"Mes frères, mormonons !"

Publié le par vince

Brigham Young ( - Henry Hathaway 1940)

 

 

 

 

 

 

 

Le point de vue est celui d'un mormon en pleine guerre de religions, un homme paisible forcé d'être combatif. Le film est une réponse exaltée et furieuse aux persécutions subies/attribuées aux mormons. Il est question de la fondation d'une société sur un sol, pas à pas (gestion des enfants, avancée sans relâche). C'est le mouvement d'une pensée et d'une foi avec celui des générations et des saisons, des mariages et  des récoltes (la hantise de l'arrêt revient sans cesse).

 

C'est le parti-pris de portraits directs et vivants (acteurs dirigés vers la conviction, l'expression d'une foi indéfectible et des réactions d'orgueil ou de survie - le personnage de Tyrone Power est un convaincu et un soutien permanent pour Brigham Young, placé de dos alors que Power prend souvent une seconde place dans les compositions, à la périphérie du cadre). L'instinct de procréation est essentiel, les voix sont alternativement feutrées, abîmées ou pleines de force et d'entrain. L'adhésion est recherchée par l'accompagnement musical: il faut se croire mormon le temps du film, assister aux discours des chefs aux premières loges, accompagner le chemin de croix de la caravane, croire puis douter puis croire à nouveau.

 

La violence appelle la violence ou la force. La conviction des discours est celle du style: les plans découlent d'une représentation sans trêves ni fatigue qui cherche à tout couvrir sur le même tempo (héros et figurants, assassinats et miracles, nature et métaphysique - un criquet et une nuée de mouettes).
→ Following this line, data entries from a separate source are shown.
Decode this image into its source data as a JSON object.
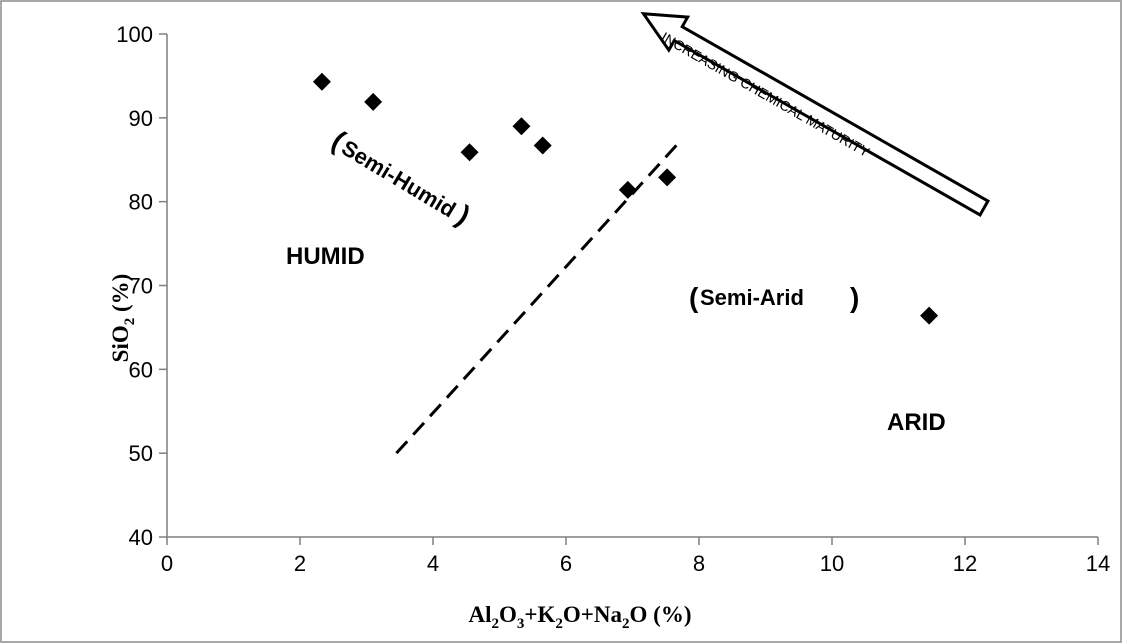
{
  "chart_data": {
    "type": "scatter",
    "title": "",
    "xlabel": {
      "parts": [
        "Al",
        "2",
        "O",
        "3",
        "+K",
        "2",
        "O+Na",
        "2",
        "O (%)"
      ]
    },
    "ylabel": {
      "parts": [
        "SiO",
        "2",
        " (%)"
      ]
    },
    "xlim": [
      0,
      14
    ],
    "ylim": [
      40,
      100
    ],
    "xticks": [
      "0",
      "2",
      "4",
      "6",
      "8",
      "10",
      "12",
      "14"
    ],
    "yticks": [
      "40",
      "50",
      "60",
      "70",
      "80",
      "90",
      "100"
    ],
    "grid": false,
    "legend": "none",
    "marker": "diamond",
    "marker_color": "#000000",
    "points": [
      {
        "x": 2.33,
        "y": 94.3
      },
      {
        "x": 3.1,
        "y": 91.9
      },
      {
        "x": 4.55,
        "y": 85.9
      },
      {
        "x": 5.33,
        "y": 89.0
      },
      {
        "x": 5.65,
        "y": 86.7
      },
      {
        "x": 6.93,
        "y": 81.4
      },
      {
        "x": 7.52,
        "y": 82.9
      },
      {
        "x": 11.46,
        "y": 66.4
      }
    ],
    "boundary_line": {
      "style": "dashed",
      "from": {
        "x": 3.45,
        "y": 50
      },
      "to": {
        "x": 7.75,
        "y": 87.5
      }
    },
    "annotations": {
      "humid": "HUMID",
      "semi_humid": "Semi-Humid",
      "semi_arid": "Semi-Arid",
      "arid": "ARID",
      "arrow": "INCREASING CHEMICAL MATURITY"
    }
  }
}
Les figures de chefs importantes : c'est leur vision qui est perpétrée et perpétuée par les personnages et par le film. Ils parlent avec Dieu en familiers. Le film manifeste leur prédestination plus qu'une vérité historique ou une simple parabole biblique (références à Moïse etc…) - le paysage de la vallée promise est présenté comme une révélation qui de spirituelle se fait physique (panoramique lent accompagnant Brigham Young).

 

Les hommes sont à côté de la violence de la nature: sortent de la boue, se comportent comme des chasseurs ou des loups, avancent sur la glace et le sable, pataugent et meurent, sont transis et trempés. La nature est vue comme une preuve de l'existence de Dieu:  la scène-clé du flash-back sur Joseph Smith parlant de sa religion tout en coupant du bois, l'insertion toujours attentive des personnages et des corps dans un environnement: devant le ciel ou sur un fond de nuit, à côtés d'arbres ou dans les flaques. Les gestes de ces hommes sont experts ou du moins convaincus (convaincre un auditoire, cercler une roue, manier un chariot, assommer ou mettre le feu) manifestes d'une lutte permanente contre l'anéantissement: l'incendie de la ville, la rivière gelée.

 

Tant que ces hommes parcourent le paysage ou le revendiquent ils peuvent vivre. L'opposé est la faillite de la volonté, celle représentée par la non-mormone (Linda Darnell qui retire le soleil de la vie de la petite fille) qui cède à la malnutrition alors que la subsistance et l'instinct de conservation sont les vertus cardinales des mormons (Power et Darnell vus pour la première fois en train de faire du popcorn). Il ne faut pas se laisser aller à l'hiver, la promesse du printemps est très importante (Jane Darwell mourante dit à Darnell de la quitter pour profiter du printemps). Ils faut des gestes et postures fiers, révoltés pour affirmer et illustrer le droit de la liberté de culte en étant ensemble comme  un plaidoyer (fléau surmonté, lignes de chariots maintenues, traîtrises matées…).